My father was a cabinetmaker for fifty years before passing away after a long battle with lung cancer last fall. I occasionally worked with him on home remodeling projects and I recall with clarity the toxic smells emanating from the stains and finishes he used to create the rich colors and lustrous finishes on his beautiful cabinetry designs.  

What I didn’t realize at the time, was that the cabinetry’s interior panels and shelving were composite wood products, laden with adhesives made from urea formaldehyde that would one day be declared as a Toxic Air Contaminant by the state we were living in at the time.
The California Air Resources Board (CARB) creates clean air standards, which aim to reduce indoor toxic air contaminants by passing tough limits on formaldehyde emissions from composite wood panels prevalent in building materials. 

Formaldehyde has been classified as a known carcinogen by the World Health Organization and the State of California, and has a range of other adverse health effects, including a connection to multiple chemical sensitivity.

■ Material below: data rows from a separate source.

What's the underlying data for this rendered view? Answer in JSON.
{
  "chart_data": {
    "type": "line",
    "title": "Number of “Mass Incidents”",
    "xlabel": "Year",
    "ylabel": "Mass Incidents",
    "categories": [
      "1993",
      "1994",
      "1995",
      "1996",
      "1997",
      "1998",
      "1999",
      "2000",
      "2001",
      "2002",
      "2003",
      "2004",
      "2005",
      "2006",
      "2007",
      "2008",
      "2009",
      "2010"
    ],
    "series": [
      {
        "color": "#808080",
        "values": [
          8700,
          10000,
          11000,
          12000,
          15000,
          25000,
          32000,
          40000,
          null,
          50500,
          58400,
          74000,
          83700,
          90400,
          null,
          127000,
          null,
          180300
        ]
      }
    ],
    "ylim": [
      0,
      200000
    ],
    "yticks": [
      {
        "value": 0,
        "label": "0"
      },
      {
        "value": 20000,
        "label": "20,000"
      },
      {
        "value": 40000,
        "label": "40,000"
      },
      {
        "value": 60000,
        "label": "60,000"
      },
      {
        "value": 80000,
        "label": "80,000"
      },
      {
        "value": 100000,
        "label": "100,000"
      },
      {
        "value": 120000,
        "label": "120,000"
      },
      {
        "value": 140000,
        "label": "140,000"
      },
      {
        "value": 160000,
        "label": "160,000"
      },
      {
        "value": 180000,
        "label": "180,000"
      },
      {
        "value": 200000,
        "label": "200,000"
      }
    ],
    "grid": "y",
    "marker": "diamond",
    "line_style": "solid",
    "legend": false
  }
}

This year marks the fourth year in the staggered implementation timeline, and as Phase II limits become effective it is estimated that a 60 percent reduction in formaldehyde emission for particle board and more than a 70 percent reduction from MDF will be achieved. Once fully implemented, CARB’s formaldehyde emission limits will be the tightest in the world.

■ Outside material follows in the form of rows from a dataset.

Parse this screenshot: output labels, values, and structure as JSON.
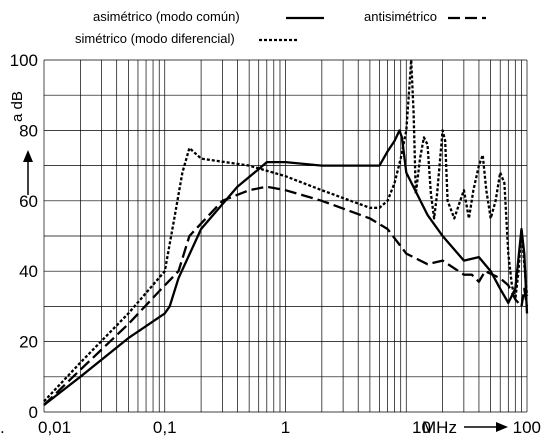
{
  "chart_data": {
    "type": "line",
    "xscale": "log",
    "xlim": [
      0.01,
      100
    ],
    "ylim": [
      0,
      100
    ],
    "ylabel": "a dB",
    "xunit": "MHz",
    "grid": true,
    "legend_position": "top",
    "xticks": [
      {
        "value": 0.01,
        "label": "0,01"
      },
      {
        "value": 0.1,
        "label": "0,1"
      },
      {
        "value": 1,
        "label": "1"
      },
      {
        "value": 10,
        "label": "10"
      },
      {
        "value": 100,
        "label": "100"
      }
    ],
    "yticks": [
      {
        "value": 0,
        "label": "0"
      },
      {
        "value": 20,
        "label": "20"
      },
      {
        "value": 40,
        "label": "40"
      },
      {
        "value": 60,
        "label": "60"
      },
      {
        "value": 80,
        "label": "80"
      },
      {
        "value": 100,
        "label": "100"
      }
    ],
    "series": [
      {
        "name": "asimétrico (modo común)",
        "dash": "solid",
        "points": [
          [
            0.01,
            2
          ],
          [
            0.02,
            10
          ],
          [
            0.05,
            21
          ],
          [
            0.1,
            28
          ],
          [
            0.11,
            30
          ],
          [
            0.13,
            38
          ],
          [
            0.2,
            52
          ],
          [
            0.4,
            64
          ],
          [
            0.6,
            69
          ],
          [
            0.7,
            71
          ],
          [
            1,
            71
          ],
          [
            2,
            70
          ],
          [
            5,
            70
          ],
          [
            6,
            70
          ],
          [
            7,
            74
          ],
          [
            8,
            77
          ],
          [
            8.8,
            80
          ],
          [
            9.2,
            78
          ],
          [
            10,
            68
          ],
          [
            15,
            56
          ],
          [
            20,
            50
          ],
          [
            30,
            43
          ],
          [
            40,
            44
          ],
          [
            50,
            40
          ],
          [
            60,
            35
          ],
          [
            70,
            31
          ],
          [
            80,
            35
          ],
          [
            90,
            52
          ],
          [
            95,
            45
          ],
          [
            100,
            28
          ]
        ]
      },
      {
        "name": "simétrico (modo diferencial)",
        "dash": "dotted",
        "points": [
          [
            0.01,
            3
          ],
          [
            0.02,
            14
          ],
          [
            0.05,
            28
          ],
          [
            0.1,
            40
          ],
          [
            0.12,
            55
          ],
          [
            0.14,
            68
          ],
          [
            0.16,
            75
          ],
          [
            0.2,
            72
          ],
          [
            0.5,
            70
          ],
          [
            1,
            67
          ],
          [
            2,
            63
          ],
          [
            5,
            58
          ],
          [
            6,
            58
          ],
          [
            7,
            60
          ],
          [
            8,
            65
          ],
          [
            9,
            72
          ],
          [
            10,
            80
          ],
          [
            10.5,
            90
          ],
          [
            11,
            100
          ],
          [
            11.5,
            85
          ],
          [
            12,
            62
          ],
          [
            13,
            72
          ],
          [
            14,
            78
          ],
          [
            15,
            76
          ],
          [
            16,
            62
          ],
          [
            17,
            55
          ],
          [
            18,
            62
          ],
          [
            20,
            80
          ],
          [
            21,
            77
          ],
          [
            22,
            60
          ],
          [
            25,
            55
          ],
          [
            28,
            60
          ],
          [
            30,
            63
          ],
          [
            33,
            55
          ],
          [
            36,
            63
          ],
          [
            40,
            70
          ],
          [
            43,
            73
          ],
          [
            46,
            63
          ],
          [
            50,
            55
          ],
          [
            55,
            60
          ],
          [
            60,
            68
          ],
          [
            65,
            65
          ],
          [
            70,
            45
          ],
          [
            75,
            36
          ],
          [
            80,
            32
          ],
          [
            85,
            40
          ],
          [
            90,
            52
          ],
          [
            95,
            42
          ],
          [
            100,
            33
          ]
        ]
      },
      {
        "name": "antisimétrico",
        "dash": "dashed",
        "points": [
          [
            0.01,
            2
          ],
          [
            0.02,
            12
          ],
          [
            0.05,
            25
          ],
          [
            0.1,
            36
          ],
          [
            0.13,
            40
          ],
          [
            0.16,
            50
          ],
          [
            0.3,
            60
          ],
          [
            0.5,
            63
          ],
          [
            0.7,
            64
          ],
          [
            1,
            63
          ],
          [
            2,
            60
          ],
          [
            5,
            55
          ],
          [
            7,
            52
          ],
          [
            10,
            45
          ],
          [
            15,
            42
          ],
          [
            20,
            43
          ],
          [
            30,
            39
          ],
          [
            35,
            39
          ],
          [
            40,
            37
          ],
          [
            45,
            40
          ],
          [
            60,
            38
          ],
          [
            70,
            36
          ],
          [
            80,
            32
          ],
          [
            90,
            30
          ],
          [
            95,
            35
          ],
          [
            100,
            30
          ]
        ]
      }
    ]
  },
  "legend": {
    "asym_label": "asimétrico (modo común)",
    "sym_label": "simétrico (modo diferencial)",
    "anti_label": "antisimétrico"
  },
  "axes": {
    "ylabel": "a dB",
    "xunit": "MHz"
  }
}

However, the grass can always be greener (except here in Oregon where the rain keeps all things verdant and product manufacturers thrive on green technologies). In this case, the deeper shade of green is a soy-based binder made famous by Columbia Forest Product’s PureBond product introduced in 2006. This non-toxic, renewable alternative continues to receive industry accolades as more homeowners are becoming aware they can have cabinetry without the risks associated with formaldehyde emissions. Whether you sigh with relief or take a deep breath, you’re safe.

Since 1998, Neil Kelly Cabinets has been a forerunner in green cabinetry by adhering to environmentally friendly materials and construction techniques. They were using no-added-urea-formaldehyde panels and low VOC finishes long before there were any rules or regulations around indoor air quality. 

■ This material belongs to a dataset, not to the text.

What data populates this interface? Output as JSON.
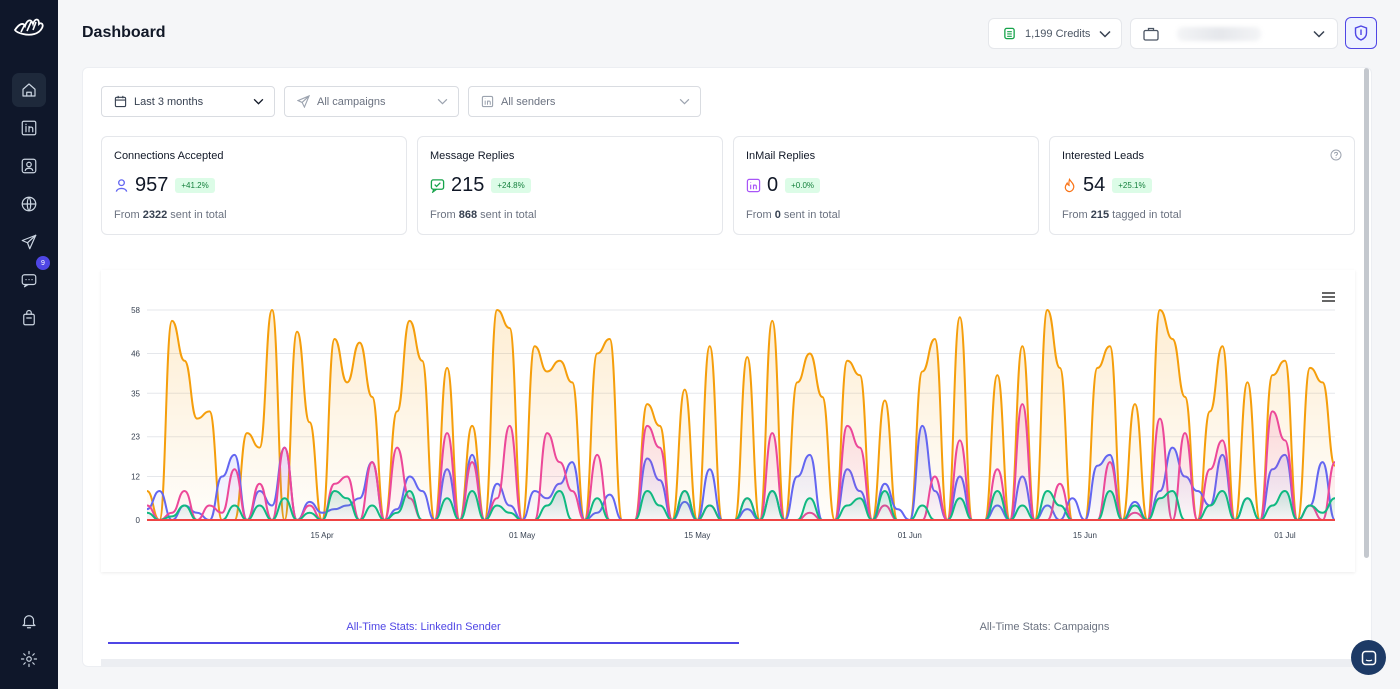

In my office, sits a beautiful armoire handcrafted by my father 14 years ago. I still recall my then 3-year old son “working” by his grandfather’s side, and on the fourth anniversary of the CARB formaldehyde emissions standard, I have newfound appreciation for green home building standards and codes.


  1. It is amazing how much we were exposed to toxic substances not that long ago! It's a good thing that new standards are being set and that information is more readily available, thanks to sources like your blog. Thanks!